Microsoft pushes emergency update for Edge fixing Chromium actively exploited flaw
Take action: If you still haven't updated your Chromium browsers (Edge, Opera, Brave) after last weeks release of Chrome, patch as soon as possible. The vulnerability is already being exploited, so it's just a matter of time before your vulnerable browser stumbles on the exploit.
Learn More
Microsoft has released an emergency out-of-band update for the Edge browser to address a critical security vulnerability tracked as CVE-2024-7971 (CVSS score 8.8). This flaw, rated as high-risk, is actively exploited in the wild and already patched in Chrome and Chromium based browsers, prompting Microsoft to issue the fix outside its regular Patch Tuesday cycle.

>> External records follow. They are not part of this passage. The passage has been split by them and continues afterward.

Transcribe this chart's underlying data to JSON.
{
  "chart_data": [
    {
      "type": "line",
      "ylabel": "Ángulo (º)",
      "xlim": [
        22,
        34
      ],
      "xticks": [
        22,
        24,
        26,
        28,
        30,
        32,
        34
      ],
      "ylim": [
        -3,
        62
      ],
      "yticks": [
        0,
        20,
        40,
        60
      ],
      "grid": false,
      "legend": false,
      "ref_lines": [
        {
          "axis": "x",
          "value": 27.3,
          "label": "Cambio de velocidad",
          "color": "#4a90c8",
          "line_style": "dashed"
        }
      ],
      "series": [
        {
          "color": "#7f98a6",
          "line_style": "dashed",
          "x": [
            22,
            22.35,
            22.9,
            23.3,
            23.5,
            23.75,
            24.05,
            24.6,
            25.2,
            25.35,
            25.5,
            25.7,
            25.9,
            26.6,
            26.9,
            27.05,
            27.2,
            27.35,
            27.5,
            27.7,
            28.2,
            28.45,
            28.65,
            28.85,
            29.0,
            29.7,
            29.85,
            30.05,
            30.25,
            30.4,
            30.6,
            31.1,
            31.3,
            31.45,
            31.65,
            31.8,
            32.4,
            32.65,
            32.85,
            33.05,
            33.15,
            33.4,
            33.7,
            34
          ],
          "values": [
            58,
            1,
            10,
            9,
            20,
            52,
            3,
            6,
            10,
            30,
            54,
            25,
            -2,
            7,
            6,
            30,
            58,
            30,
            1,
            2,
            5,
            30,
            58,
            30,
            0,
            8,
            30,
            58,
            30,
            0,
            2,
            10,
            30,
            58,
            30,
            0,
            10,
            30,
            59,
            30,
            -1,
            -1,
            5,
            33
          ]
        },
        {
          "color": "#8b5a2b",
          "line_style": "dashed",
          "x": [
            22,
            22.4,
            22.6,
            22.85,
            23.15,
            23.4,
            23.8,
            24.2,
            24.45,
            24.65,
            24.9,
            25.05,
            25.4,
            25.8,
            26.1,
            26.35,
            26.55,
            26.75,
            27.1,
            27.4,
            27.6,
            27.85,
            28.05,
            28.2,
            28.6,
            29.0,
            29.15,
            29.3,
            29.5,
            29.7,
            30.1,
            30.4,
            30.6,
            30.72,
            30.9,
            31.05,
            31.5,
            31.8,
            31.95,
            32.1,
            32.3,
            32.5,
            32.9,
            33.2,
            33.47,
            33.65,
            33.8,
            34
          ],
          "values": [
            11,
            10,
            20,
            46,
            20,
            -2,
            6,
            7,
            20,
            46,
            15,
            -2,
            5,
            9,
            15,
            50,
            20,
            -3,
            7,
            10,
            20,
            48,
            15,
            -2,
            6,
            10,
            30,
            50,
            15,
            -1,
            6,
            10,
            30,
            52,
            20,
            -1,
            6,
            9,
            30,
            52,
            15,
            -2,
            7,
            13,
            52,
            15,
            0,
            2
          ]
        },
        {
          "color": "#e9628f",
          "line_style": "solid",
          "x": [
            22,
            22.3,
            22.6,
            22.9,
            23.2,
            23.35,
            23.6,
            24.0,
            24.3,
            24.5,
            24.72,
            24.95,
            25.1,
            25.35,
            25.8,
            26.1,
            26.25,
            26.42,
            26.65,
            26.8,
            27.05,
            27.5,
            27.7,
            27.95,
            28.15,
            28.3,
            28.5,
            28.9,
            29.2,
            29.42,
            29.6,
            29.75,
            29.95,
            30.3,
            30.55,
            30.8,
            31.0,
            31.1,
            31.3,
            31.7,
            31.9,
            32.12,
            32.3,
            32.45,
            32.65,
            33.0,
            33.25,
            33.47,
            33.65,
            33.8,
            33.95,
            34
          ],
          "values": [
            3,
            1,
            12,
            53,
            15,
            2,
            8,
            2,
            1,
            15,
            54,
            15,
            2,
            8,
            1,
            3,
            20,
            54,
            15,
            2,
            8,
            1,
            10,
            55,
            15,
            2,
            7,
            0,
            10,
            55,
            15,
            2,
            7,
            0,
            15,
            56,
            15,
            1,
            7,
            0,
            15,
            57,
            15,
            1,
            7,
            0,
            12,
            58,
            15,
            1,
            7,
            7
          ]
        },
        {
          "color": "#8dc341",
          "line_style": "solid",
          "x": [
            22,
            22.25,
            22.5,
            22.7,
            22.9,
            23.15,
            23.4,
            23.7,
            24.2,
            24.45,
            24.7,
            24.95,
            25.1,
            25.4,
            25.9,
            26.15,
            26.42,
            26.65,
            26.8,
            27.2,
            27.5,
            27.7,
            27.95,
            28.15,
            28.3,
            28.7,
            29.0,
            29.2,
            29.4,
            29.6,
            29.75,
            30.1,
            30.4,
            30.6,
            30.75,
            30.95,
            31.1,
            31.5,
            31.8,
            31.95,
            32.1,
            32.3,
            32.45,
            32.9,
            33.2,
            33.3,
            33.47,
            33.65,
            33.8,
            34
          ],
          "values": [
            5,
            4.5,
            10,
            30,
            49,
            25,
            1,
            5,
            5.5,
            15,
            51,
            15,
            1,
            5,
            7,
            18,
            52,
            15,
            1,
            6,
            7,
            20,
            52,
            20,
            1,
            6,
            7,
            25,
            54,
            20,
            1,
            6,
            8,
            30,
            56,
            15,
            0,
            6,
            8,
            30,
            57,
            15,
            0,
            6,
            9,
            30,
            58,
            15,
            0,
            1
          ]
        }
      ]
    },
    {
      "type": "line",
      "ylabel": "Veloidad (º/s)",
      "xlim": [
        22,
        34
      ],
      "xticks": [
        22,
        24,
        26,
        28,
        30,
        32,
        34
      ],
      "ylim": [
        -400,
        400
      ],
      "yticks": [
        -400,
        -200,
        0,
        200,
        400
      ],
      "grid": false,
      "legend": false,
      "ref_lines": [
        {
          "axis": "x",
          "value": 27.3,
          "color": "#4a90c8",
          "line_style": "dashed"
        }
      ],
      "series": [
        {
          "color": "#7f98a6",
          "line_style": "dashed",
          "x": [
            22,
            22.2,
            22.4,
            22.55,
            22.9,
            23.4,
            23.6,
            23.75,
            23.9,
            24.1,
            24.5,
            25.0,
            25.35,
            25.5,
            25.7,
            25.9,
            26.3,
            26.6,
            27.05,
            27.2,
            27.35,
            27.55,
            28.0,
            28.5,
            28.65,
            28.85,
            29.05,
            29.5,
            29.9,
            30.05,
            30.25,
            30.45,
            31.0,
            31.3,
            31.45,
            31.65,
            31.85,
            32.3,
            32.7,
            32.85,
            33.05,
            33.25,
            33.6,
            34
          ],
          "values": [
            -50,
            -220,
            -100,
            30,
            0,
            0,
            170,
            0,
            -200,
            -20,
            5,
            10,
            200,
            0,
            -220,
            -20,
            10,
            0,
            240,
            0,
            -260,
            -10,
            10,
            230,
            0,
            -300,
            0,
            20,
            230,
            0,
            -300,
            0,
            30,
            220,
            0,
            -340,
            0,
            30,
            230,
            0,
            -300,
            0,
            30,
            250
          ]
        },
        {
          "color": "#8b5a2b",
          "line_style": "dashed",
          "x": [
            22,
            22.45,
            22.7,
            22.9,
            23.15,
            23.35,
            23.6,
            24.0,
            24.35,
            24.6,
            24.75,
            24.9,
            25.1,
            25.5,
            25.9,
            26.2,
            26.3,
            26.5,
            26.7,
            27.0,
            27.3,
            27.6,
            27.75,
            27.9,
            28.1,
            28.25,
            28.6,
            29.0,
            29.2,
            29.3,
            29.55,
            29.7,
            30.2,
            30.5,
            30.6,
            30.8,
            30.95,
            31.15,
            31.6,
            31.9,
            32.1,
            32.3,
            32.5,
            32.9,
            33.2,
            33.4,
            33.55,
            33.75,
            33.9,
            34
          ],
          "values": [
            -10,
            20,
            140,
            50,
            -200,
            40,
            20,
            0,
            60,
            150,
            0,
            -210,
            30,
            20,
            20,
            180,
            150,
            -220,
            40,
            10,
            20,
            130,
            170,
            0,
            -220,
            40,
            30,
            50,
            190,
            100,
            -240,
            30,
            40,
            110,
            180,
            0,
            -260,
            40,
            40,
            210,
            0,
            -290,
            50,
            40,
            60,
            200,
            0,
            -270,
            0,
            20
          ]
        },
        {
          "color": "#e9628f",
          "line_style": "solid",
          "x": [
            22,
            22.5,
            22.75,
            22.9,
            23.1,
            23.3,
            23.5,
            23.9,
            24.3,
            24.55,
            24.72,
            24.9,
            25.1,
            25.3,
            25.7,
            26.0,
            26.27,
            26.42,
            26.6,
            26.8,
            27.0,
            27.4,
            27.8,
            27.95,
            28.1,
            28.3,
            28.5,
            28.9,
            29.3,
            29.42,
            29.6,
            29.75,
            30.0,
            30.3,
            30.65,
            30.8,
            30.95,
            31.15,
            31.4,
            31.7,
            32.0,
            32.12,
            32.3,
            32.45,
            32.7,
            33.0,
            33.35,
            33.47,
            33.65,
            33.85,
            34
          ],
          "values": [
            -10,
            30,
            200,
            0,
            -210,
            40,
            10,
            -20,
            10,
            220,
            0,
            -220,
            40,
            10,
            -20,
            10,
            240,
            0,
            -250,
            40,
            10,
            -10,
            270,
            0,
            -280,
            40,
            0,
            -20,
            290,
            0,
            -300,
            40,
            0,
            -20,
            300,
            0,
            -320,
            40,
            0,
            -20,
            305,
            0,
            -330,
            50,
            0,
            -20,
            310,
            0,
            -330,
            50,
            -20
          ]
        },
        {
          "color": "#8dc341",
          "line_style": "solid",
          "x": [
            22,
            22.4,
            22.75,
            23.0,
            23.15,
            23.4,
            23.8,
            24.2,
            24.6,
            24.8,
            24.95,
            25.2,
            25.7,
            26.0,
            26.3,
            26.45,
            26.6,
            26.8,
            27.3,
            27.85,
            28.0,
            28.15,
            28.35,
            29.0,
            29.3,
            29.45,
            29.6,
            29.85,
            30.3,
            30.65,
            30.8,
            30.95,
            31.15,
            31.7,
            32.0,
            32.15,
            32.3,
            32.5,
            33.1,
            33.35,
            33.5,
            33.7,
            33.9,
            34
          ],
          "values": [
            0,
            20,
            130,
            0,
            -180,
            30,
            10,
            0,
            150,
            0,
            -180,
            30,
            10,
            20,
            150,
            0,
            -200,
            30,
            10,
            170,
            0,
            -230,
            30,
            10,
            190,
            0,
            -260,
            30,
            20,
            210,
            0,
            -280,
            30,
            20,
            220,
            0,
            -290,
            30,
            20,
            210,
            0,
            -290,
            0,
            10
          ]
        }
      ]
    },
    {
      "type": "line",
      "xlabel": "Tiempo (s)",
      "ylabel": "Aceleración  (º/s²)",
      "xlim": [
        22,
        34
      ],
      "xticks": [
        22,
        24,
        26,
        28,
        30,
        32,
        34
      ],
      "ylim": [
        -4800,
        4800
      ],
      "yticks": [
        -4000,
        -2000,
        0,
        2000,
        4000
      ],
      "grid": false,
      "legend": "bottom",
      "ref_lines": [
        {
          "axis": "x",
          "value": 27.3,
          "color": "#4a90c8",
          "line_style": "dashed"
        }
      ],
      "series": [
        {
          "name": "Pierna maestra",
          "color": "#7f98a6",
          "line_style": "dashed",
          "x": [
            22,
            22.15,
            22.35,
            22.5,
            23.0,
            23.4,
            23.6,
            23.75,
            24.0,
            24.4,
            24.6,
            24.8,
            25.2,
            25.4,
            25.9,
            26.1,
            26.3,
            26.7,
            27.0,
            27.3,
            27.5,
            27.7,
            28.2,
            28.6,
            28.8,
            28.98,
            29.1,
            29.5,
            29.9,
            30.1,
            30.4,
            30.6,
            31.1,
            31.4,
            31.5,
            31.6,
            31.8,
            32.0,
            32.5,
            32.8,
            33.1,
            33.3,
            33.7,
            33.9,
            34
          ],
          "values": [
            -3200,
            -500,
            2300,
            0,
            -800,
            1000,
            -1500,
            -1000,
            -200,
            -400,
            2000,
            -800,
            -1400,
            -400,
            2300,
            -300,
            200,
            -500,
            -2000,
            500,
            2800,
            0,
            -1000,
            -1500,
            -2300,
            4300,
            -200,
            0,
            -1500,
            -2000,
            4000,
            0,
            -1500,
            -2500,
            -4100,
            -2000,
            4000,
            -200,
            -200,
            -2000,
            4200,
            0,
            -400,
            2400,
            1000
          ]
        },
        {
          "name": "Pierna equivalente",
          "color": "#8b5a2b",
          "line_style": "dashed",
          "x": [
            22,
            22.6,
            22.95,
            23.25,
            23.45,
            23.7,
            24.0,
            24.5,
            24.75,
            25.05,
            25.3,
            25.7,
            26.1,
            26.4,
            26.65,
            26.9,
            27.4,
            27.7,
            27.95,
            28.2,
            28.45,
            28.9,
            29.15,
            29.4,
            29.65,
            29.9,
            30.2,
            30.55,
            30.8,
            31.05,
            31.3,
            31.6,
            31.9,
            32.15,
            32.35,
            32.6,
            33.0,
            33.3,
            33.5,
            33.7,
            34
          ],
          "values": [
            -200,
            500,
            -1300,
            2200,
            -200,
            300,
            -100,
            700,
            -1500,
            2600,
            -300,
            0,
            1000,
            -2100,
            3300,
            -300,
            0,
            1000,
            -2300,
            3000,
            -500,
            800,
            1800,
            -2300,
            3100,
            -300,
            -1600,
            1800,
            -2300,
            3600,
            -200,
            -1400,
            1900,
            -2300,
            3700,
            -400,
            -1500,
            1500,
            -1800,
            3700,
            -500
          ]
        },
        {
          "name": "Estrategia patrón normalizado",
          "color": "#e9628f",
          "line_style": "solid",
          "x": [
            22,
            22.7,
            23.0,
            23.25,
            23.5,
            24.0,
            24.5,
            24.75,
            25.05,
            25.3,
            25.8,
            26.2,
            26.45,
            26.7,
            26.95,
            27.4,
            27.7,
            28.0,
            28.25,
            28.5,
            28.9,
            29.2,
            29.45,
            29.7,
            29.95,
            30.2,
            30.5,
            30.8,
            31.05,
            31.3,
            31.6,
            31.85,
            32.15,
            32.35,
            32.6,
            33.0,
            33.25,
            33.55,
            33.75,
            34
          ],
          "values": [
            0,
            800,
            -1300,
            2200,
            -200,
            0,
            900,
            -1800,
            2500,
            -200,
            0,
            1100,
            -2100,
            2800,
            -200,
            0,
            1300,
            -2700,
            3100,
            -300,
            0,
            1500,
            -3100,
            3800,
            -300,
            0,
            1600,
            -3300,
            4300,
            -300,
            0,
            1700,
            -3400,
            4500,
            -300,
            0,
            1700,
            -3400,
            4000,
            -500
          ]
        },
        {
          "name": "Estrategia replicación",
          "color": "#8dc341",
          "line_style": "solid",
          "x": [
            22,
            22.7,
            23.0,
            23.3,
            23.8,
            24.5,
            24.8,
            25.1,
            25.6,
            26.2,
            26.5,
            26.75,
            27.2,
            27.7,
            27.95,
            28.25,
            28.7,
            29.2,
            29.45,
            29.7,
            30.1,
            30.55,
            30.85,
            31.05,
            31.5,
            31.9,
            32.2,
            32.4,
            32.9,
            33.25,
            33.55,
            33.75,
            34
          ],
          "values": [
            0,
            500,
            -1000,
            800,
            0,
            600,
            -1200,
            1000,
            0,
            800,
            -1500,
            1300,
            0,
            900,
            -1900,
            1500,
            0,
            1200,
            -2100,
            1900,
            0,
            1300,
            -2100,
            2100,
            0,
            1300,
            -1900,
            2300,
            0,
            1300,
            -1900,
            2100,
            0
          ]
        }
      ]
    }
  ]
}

The vulnerability allows remote code execution (RCE) through manipulated HTML content, enabling attackers to potentially take full control of targeted systems by executing arbitrary code.
Microsoft’s Threat Intelligence Center (MSTIC) and the Microsoft Security Response Center (MSRC) detected and reported the ongoing exploitation of this vulnerability on August 19.
To install the update, users should navigate to the "Help and Feedback" menu in Edge and select "About Microsoft Edge," where the latest update will be automatically applied. The fixed version should display as 128.0.2739.42 or later.
Update - as of 30th of August 2024, Microsoft researchers report that the flaw is being exploited by a orth Korean threat actor group called Citrine Sleet.